HLM-Cite: Hybrid Language Model Workflow for Text-based Scientific Citation Prediction
Qianyue Hao, Jingyang Fan, Fengli Xu, Jian Yuan, Yong Li
TL;DR
This work redefines citation prediction by introducing core citations, the most foundational references, and presents HLM-Cite, a two-stage hybrid workflow that combines curriculum-finetuned embeddings for scalable retrieval with an LLM-based agentic ranking system for deep textual reasoning. The retrieval stage forms a candidate set and the ranking stage, guided by a Guider, Analyzer, and Decider, ranks candidates via one-shot reasoning to identify the core citations. Evaluated on MAG-derived cross-field data with up to 100K candidates, HLM-Cite achieves up to a 17.6% improvement over state-of-the-art baselines, demonstrating strong scalability and cross-domain applicability. The work highlights practical benefits for researchers and broader implications for leveraging hybrid embeddings and LLMs in long-context scientific NLP tasks, while noting limitations related to LLM reliability and computational demands.
Abstract
Citation networks are critical in modern science, and predicting which previous papers (candidates) will a new paper (query) cite is a critical problem. However, the roles of a paper's citations vary significantly, ranging from foundational knowledge basis to superficial contexts. Distinguishing these roles requires a deeper understanding of the logical relationships among papers, beyond simple edges in citation networks. The emergence of LLMs with textual reasoning capabilities offers new possibilities for discerning these relationships, but there are two major challenges. First, in practice, a new paper may select its citations from gigantic existing papers, where the texts exceed the context length of LLMs. Second, logical relationships between papers are implicit, and directly prompting an LLM to predict citations may result in surface-level textual similarities rather than the deeper logical reasoning. In this paper, we introduce the novel concept of core citation, which identifies the critical references that go beyond superficial mentions. Thereby, we elevate the citation prediction task from a simple binary classification to distinguishing core citations from both superficial citations and non-citations.
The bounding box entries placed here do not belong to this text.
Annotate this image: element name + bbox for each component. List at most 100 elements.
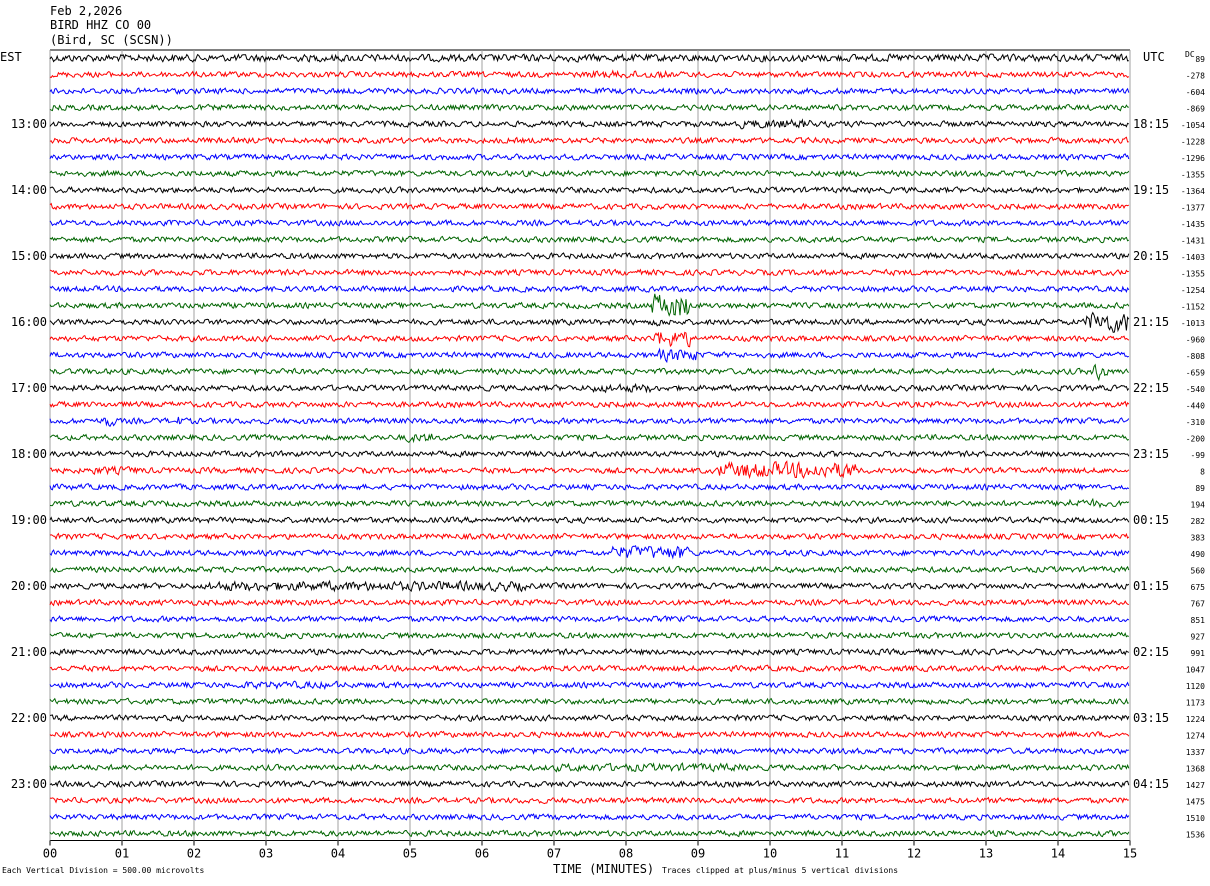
seismic-trace <box>49 565 1130 574</box>
seismic-trace <box>49 697 1129 706</box>
dc-offset-label: 1274 <box>1186 732 1205 741</box>
seismic-trace <box>49 153 1130 161</box>
dc-offset-label: -869 <box>1186 105 1205 114</box>
header-station: BIRD HHZ CO 00 <box>50 18 152 32</box>
dc-offset-label: 89 <box>1195 484 1205 493</box>
right-hour-label: 22:15 <box>1133 381 1169 395</box>
x-tick-label: 04 <box>331 847 345 861</box>
left-hour-label: 17:00 <box>11 381 47 395</box>
seismic-trace <box>49 331 1130 348</box>
seismic-trace <box>49 347 1130 364</box>
left-hour-label: 19:00 <box>11 513 47 527</box>
seismic-trace <box>49 545 1130 560</box>
x-tick-label: 15 <box>1123 847 1137 861</box>
seismic-trace <box>49 680 1130 691</box>
dc-offset-label: 1368 <box>1186 765 1205 774</box>
seismic-trace <box>49 796 1129 805</box>
header-date: Feb 2,2026 <box>50 4 123 18</box>
seismic-trace <box>49 598 1129 607</box>
seismic-trace <box>49 483 1130 491</box>
x-tick-label: 07 <box>547 847 561 861</box>
left-hour-label: 18:00 <box>11 447 47 461</box>
dc-offset-label: 1224 <box>1186 715 1205 724</box>
dc-offset-label: -1431 <box>1181 237 1205 246</box>
seismic-trace <box>49 664 1130 673</box>
left-hour-label: 22:00 <box>11 711 47 725</box>
dc-offset-label: 383 <box>1191 534 1206 543</box>
dc-offset-label: 89 <box>1195 55 1205 64</box>
dc-offset-label: -278 <box>1186 72 1205 81</box>
seismic-trace <box>49 202 1130 211</box>
seismic-trace <box>49 648 1130 656</box>
seismic-trace <box>49 416 1130 428</box>
dc-offset-label: -1013 <box>1181 319 1205 328</box>
dc-offset-label: -310 <box>1186 418 1205 427</box>
dc-offset-label: -1435 <box>1181 220 1205 229</box>
dc-offset-label: -1355 <box>1181 270 1205 279</box>
seismic-trace <box>49 747 1129 755</box>
right-hour-label: 02:15 <box>1133 645 1169 659</box>
dc-offset-label: 282 <box>1191 517 1206 526</box>
seismic-trace <box>49 532 1130 541</box>
right-hour-label: 23:15 <box>1133 447 1169 461</box>
dc-offset-label: 1173 <box>1186 699 1205 708</box>
x-tick-label: 00 <box>43 847 57 861</box>
seismic-trace <box>49 103 1129 112</box>
dc-offset-label: -1355 <box>1181 171 1205 180</box>
dc-offset-label: 560 <box>1191 567 1206 576</box>
timezone-right-label: UTC <box>1143 50 1165 64</box>
x-axis-label: TIME (MINUTES) <box>553 862 655 876</box>
dc-offset-label: 927 <box>1191 633 1206 642</box>
x-tick-label: 08 <box>619 847 633 861</box>
seismic-trace <box>49 53 1129 63</box>
dc-offset-label: -1364 <box>1181 187 1205 196</box>
dc-offset-label: 1120 <box>1186 682 1205 691</box>
seismic-trace <box>49 400 1130 409</box>
right-hour-label: 03:15 <box>1133 711 1169 725</box>
dc-offset-label: 1337 <box>1186 748 1205 757</box>
right-hour-label: 00:15 <box>1133 513 1169 527</box>
left-hour-label: 15:00 <box>11 249 47 263</box>
x-tick-label: 02 <box>187 847 201 861</box>
dc-offset-label: -808 <box>1186 352 1205 361</box>
dc-offset-label: 1536 <box>1186 831 1205 840</box>
dc-offset-label: 194 <box>1191 501 1206 510</box>
seismic-trace <box>49 460 1130 480</box>
x-tick-label: 01 <box>115 847 129 861</box>
dc-offset-label: -540 <box>1186 385 1205 394</box>
seismic-trace <box>49 363 1130 382</box>
dc-offset-label: 767 <box>1191 600 1206 609</box>
dc-offset-label: -440 <box>1186 402 1205 411</box>
seismic-trace <box>49 252 1130 260</box>
dc-offset-label: 851 <box>1191 616 1206 625</box>
left-hour-label: 23:00 <box>11 777 47 791</box>
x-tick-label: 03 <box>259 847 273 861</box>
dc-offset-label: -1054 <box>1181 121 1205 130</box>
dc-offset-label: 490 <box>1191 550 1206 559</box>
dc-offset-label: -99 <box>1191 451 1206 460</box>
x-tick-label: 13 <box>979 847 993 861</box>
seismic-trace <box>49 169 1130 178</box>
header-location: (Bird, SC (SCSN)) <box>50 33 173 47</box>
seismic-trace <box>49 293 1130 317</box>
left-hour-label: 14:00 <box>11 183 47 197</box>
right-hour-label: 04:15 <box>1133 777 1169 791</box>
dc-offset-label: 1475 <box>1186 798 1205 807</box>
right-hour-label: 18:15 <box>1133 117 1169 131</box>
seismic-trace <box>49 186 1130 194</box>
right-hour-label: 19:15 <box>1133 183 1169 197</box>
right-hour-label: 20:15 <box>1133 249 1169 263</box>
dc-offset-label: -1296 <box>1181 154 1205 163</box>
dc-offset-label: -604 <box>1186 88 1205 97</box>
dc-offset-label: 8 <box>1200 468 1205 477</box>
dc-offset-label: 1510 <box>1186 814 1205 823</box>
dc-offset-label: -960 <box>1186 336 1205 345</box>
footer-division-note: Each Vertical Division = 500.00 microvol… <box>2 866 205 875</box>
seismic-trace <box>49 311 1130 333</box>
seismic-trace <box>49 433 1130 444</box>
footer-clip-note: Traces clipped at plus/minus 5 vertical … <box>662 866 899 875</box>
dc-offset-label: -1403 <box>1181 253 1205 262</box>
x-tick-label: 10 <box>763 847 777 861</box>
dc-offset-label: -200 <box>1186 435 1205 444</box>
right-hour-label: 21:15 <box>1133 315 1169 329</box>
To address this, we propose $\textbf{HLM-Cite}$, a $\textbf{H}$ybrid $\textbf{L}$anguage $\textbf{M}$odel workflow for citation prediction, which combines embedding and generative LMs. We design a curriculum finetune procedure to adapt a pretrained text embedding model to coarsely retrieve high-likelihood core citations from vast candidates and then design an LLM agentic workflow to rank the retrieved papers through one-shot reasoning, revealing the implicit relationships among papers. With the pipeline, we can scale the candidate sets to 100K papers. We evaluate HLM-Cite across 19 scientific fields, demonstrating a 17.6% performance improvement comparing SOTA methods.